Französische und deutsche Frauen und Männer, die in dieser Zeit miteinander Liebesbeziehungen eingegangen waren, dabei Sprach- und Nationalitätsgrenzen überwunden hatten und sich zugleich gegen Skepsis und auch Zurückweisung ihres Umfelds behaupten mussten, standen im Mittelpunkt des zweiten Teils des Vortrags: Sylvie Méron-Minuth stellte vier der sieben ergreifenden deutsch-französische Geschichten vor, die sie gemeinsam mit ihrem Mann für ihr Buch gesammelt hat.
Am Anfang stand das der Französin Mauricette, die erzählt hat: „Ich bin aus Liebe zu meinem Mann nach Deutschland gekommen, aus keinem anderen Grund […].“ Sie hatte ihren Mann Joseph als Kriegsgefangenen in Frankreich kennengelernt, heiratete ihn im Jahr 1949 und zog mit ihm nach Deutschland. Vorurteile oder Hass in der Familie oder in der deutschen Gesellschaft haben sie und ihr Mann in Deutschland nicht wahrgenommen.
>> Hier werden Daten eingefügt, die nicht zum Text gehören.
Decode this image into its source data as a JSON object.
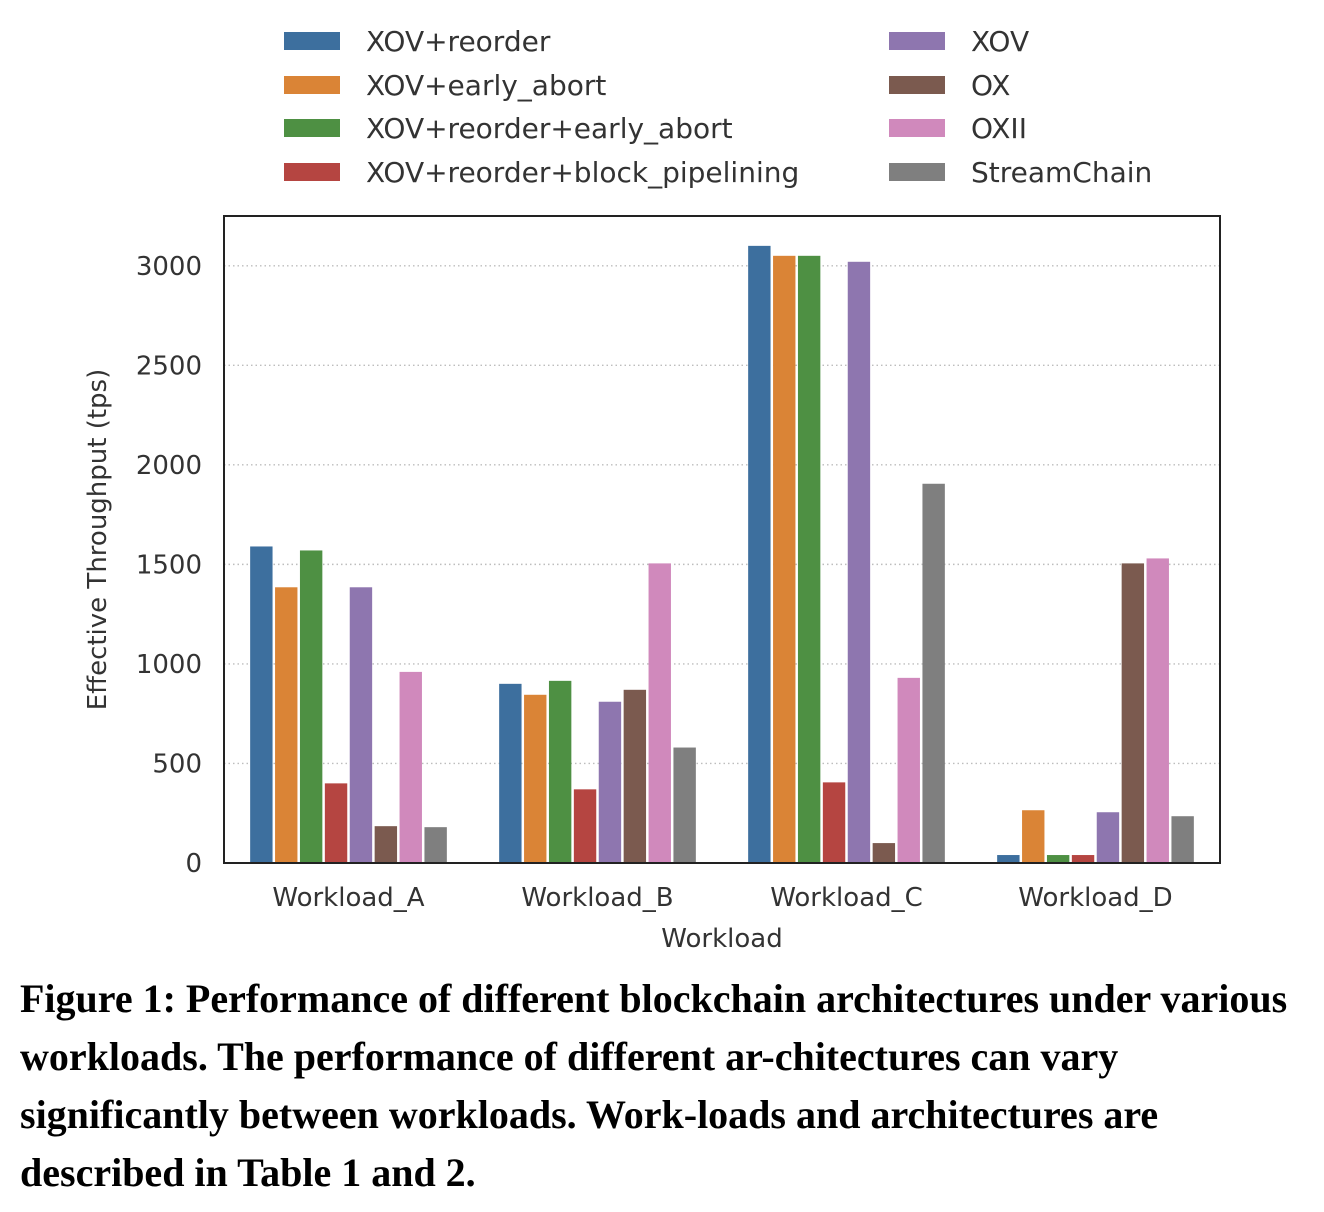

In der zweiten Lebensgeschichte hob Méron-Minuth hervor, dass Vorurteile gegenüber Deutschen durch persönlichen Kontakt abgebaut werden können. Als Arlette ihrer französischen Familie erzählte, dass sie einen deutschen Mann heiraten wolle, meinte ihr Vater: „Als ob es nicht genug Franzosen gäbe.“ Ihre Tante malte sogar das Bild eines deutschen Monsters und stellte sich deutlich gegen die Beziehung Arlettes. Auf der Hochzeit entwickelte sich diese Tante aber schnell zu einer „Deutschlandfreundin“.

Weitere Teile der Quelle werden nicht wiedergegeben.